Lily réfléchit à toute vitesse. Cela devait avoir du sens quelque part. L'essentiel était de savoir où.

_ Et… ils ne sont pas restés, n'est-ce pas ?

_ Non, répondit la bibliothécaire avec un haussement de ses épaules maigres. J'ai trouvé leur attitude un peu suspecte, d'ailleurs. On aurait dit que Lupin avait oublié qu'il avait effectivement rendu ce livre.

_Oh, Remus a parfois tendance à être distrait, mentit Lily d'un ton léger, tournant les talons. Elle ne tenait pas vraiment à s'attarder.

_ Au revoir, Madame Pince.

_ Vous ne restez pas non plus ?

Le ton de la bibliothécaire semblait presque déçu.

_ Euh… non, désolée. Bonne journée !

Tandis que Lily passait la porte d'un pas rapide, elle entendit Madame Pince marmonner :

_ Toujours pareil. Jamais une âme pendant les vacances. C'est à se demander à quoi je sers, franchement.

Lily fit un détour par toutes les classes vides, passa des cachots à la tour Nord, sans que ses trois amis ne donnent signe de vie. Pendant une heure, elle courut de haut en bas à travers le château. Elle dit bonjour à Nick Quasi-sans-Tête, croisa Frank Londubat, se jeta derrière un pilier pour éviter Peeves… Au détour d'un couloir, elle tomba même sur Avery et Nott qui semblaient chercher quelque chose, ou quelqu'un. Elle passa à côté d'eux le menton levé d'un air méprisant. Mais, à la fin, elle ne trouva pas ceux qu'elle cherchait.

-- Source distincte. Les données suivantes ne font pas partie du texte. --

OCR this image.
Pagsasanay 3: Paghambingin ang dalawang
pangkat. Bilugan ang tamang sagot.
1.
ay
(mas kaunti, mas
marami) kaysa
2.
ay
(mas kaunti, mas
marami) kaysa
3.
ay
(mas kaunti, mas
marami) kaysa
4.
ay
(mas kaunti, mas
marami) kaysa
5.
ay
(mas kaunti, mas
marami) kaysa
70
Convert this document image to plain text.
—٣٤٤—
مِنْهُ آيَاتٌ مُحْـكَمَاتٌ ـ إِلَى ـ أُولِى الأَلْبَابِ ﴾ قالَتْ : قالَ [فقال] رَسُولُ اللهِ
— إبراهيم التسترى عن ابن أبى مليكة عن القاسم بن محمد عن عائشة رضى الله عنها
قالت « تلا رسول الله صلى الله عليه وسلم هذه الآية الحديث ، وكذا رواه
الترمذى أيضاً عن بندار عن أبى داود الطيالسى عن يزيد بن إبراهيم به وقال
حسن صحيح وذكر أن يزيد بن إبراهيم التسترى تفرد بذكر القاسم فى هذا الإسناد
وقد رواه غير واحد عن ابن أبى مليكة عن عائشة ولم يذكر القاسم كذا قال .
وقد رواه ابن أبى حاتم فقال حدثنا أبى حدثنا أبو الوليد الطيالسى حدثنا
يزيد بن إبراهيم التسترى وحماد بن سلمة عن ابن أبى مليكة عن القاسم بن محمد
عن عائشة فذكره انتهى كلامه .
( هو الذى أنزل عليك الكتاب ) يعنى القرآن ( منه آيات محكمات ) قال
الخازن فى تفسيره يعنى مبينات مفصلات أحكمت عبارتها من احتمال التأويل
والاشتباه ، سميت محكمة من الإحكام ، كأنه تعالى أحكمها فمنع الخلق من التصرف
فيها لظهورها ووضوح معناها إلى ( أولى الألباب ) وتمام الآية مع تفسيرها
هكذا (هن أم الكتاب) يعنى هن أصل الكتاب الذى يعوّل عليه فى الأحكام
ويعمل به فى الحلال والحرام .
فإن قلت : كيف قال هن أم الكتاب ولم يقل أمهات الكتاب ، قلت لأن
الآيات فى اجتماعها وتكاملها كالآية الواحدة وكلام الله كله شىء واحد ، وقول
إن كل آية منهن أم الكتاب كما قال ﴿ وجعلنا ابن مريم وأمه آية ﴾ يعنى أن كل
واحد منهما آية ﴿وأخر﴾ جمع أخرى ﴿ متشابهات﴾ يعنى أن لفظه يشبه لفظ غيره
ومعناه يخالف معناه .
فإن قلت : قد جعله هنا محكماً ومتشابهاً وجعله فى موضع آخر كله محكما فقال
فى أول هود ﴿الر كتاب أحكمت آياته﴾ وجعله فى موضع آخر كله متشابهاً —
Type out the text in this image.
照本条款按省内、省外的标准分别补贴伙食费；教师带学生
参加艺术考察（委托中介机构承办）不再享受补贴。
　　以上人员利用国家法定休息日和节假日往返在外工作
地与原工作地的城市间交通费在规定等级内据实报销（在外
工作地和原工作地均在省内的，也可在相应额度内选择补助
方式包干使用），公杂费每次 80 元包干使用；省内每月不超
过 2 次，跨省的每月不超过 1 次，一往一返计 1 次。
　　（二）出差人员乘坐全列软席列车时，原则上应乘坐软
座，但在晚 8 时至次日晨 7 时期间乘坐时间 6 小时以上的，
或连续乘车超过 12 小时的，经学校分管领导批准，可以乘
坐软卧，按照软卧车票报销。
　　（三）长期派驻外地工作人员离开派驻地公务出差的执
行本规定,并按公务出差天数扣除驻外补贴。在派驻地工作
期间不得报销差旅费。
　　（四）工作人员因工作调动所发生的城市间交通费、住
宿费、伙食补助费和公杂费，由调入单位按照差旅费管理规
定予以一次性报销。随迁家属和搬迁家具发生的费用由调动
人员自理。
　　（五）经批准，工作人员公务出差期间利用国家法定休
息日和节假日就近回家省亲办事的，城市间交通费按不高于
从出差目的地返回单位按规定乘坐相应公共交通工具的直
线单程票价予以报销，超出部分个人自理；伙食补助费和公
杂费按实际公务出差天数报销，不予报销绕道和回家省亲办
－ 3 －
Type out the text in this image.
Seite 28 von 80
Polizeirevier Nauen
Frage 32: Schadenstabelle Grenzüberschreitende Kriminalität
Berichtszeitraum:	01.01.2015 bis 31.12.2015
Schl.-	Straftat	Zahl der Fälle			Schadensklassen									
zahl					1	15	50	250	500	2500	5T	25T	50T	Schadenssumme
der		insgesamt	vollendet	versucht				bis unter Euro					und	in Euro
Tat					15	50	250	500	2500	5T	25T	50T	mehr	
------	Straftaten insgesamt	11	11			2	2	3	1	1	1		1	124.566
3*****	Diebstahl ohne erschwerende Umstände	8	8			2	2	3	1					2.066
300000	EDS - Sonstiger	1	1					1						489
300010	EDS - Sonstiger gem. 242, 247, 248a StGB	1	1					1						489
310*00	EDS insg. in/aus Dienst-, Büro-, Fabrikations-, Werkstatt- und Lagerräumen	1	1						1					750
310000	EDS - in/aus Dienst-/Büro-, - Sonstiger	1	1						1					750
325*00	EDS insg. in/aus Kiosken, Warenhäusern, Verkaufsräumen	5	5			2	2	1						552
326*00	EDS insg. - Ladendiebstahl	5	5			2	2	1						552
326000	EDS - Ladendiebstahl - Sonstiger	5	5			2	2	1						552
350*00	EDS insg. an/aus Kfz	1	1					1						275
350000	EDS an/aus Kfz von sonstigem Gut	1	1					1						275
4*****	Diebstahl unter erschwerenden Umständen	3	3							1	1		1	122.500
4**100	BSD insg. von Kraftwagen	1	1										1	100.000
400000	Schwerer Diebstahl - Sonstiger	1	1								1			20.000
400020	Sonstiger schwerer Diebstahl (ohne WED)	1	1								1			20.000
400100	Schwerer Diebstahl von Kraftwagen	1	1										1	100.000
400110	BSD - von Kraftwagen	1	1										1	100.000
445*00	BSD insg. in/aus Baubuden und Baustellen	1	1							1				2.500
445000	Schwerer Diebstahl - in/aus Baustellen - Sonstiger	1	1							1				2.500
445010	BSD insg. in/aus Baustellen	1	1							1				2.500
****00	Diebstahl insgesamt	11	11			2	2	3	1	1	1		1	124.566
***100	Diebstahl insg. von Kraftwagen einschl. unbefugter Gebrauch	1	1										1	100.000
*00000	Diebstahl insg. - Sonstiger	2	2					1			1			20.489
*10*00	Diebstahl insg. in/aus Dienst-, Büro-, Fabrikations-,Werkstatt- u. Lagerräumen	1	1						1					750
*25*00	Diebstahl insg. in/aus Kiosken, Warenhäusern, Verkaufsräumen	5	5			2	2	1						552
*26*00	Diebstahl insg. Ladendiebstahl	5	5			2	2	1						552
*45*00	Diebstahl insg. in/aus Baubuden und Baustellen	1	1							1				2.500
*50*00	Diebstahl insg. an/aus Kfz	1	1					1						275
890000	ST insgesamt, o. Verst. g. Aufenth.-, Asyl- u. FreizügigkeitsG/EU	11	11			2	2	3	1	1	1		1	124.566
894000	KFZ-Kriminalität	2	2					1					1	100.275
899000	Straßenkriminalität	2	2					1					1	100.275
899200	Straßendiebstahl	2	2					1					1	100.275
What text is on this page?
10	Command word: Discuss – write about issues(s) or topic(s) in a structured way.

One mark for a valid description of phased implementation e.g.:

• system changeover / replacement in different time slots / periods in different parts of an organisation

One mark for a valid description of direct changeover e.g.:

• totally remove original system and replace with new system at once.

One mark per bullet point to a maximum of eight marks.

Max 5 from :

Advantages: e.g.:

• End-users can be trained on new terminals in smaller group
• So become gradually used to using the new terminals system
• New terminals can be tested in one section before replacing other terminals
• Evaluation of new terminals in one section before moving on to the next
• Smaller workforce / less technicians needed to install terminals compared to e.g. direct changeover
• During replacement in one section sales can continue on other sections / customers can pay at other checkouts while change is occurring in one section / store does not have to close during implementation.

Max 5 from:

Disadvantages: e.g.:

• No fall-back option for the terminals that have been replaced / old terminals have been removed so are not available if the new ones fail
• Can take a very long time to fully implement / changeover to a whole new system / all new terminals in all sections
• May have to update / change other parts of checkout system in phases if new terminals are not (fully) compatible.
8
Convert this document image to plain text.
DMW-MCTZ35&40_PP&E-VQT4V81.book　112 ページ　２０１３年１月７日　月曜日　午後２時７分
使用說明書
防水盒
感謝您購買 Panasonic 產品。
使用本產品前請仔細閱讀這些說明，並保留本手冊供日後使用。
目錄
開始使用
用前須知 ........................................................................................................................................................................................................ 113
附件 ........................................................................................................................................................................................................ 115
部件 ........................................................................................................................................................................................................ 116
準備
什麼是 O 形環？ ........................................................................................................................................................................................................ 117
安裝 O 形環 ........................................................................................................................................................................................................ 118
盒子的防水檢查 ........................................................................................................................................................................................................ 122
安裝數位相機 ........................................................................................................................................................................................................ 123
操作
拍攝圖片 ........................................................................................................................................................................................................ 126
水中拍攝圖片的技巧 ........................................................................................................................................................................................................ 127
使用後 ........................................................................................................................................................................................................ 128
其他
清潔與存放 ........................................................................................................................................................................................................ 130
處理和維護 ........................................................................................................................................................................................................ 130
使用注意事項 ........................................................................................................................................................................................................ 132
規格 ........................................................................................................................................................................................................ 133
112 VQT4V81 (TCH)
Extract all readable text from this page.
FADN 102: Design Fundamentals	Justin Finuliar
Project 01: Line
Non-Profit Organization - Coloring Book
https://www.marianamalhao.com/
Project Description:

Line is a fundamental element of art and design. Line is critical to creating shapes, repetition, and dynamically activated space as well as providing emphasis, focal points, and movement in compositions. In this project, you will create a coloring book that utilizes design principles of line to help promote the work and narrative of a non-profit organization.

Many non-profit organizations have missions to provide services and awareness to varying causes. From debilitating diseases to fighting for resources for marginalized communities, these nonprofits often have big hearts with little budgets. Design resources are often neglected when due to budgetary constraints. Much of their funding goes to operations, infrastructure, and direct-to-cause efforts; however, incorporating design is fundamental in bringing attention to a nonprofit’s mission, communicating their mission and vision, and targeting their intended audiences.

Du coup, en dernier ressort, elle monta quatre à quatre les escaliers menant à la salle commune, puis ceux menant aux dortoirs des garçons. Elle s'arrêta devant la porte et frappa plusieurs coups.

_ James ? Remus ? Les garçons, vous êtes là ?

Comme elle n'obtenait aucune réponse, elle sortit sa baguette, tapota la poignée de la porte et murmura Alohomora. La porte s'ouvrit lentement, sur une chambre complètement vide. La chaussette que Sirius avait reçu de sa sœur pour Noël dépassait de sa couverture, et lorsque Lily s'approcha pour la fourrer de nouveau dessous, elle s'aperçut que la courtepointe dissimulait également une bonne partie du petit linge de son ami, ainsi que des rouleaux de parchemin froissés et son exemplaire de Mille Herbes et Champignons Magiques. Lily abandonna la lutte et s'assit en face, sur le lit de James qui semblait moins en désordre, les coudes sur les genoux et le menton dans les mains.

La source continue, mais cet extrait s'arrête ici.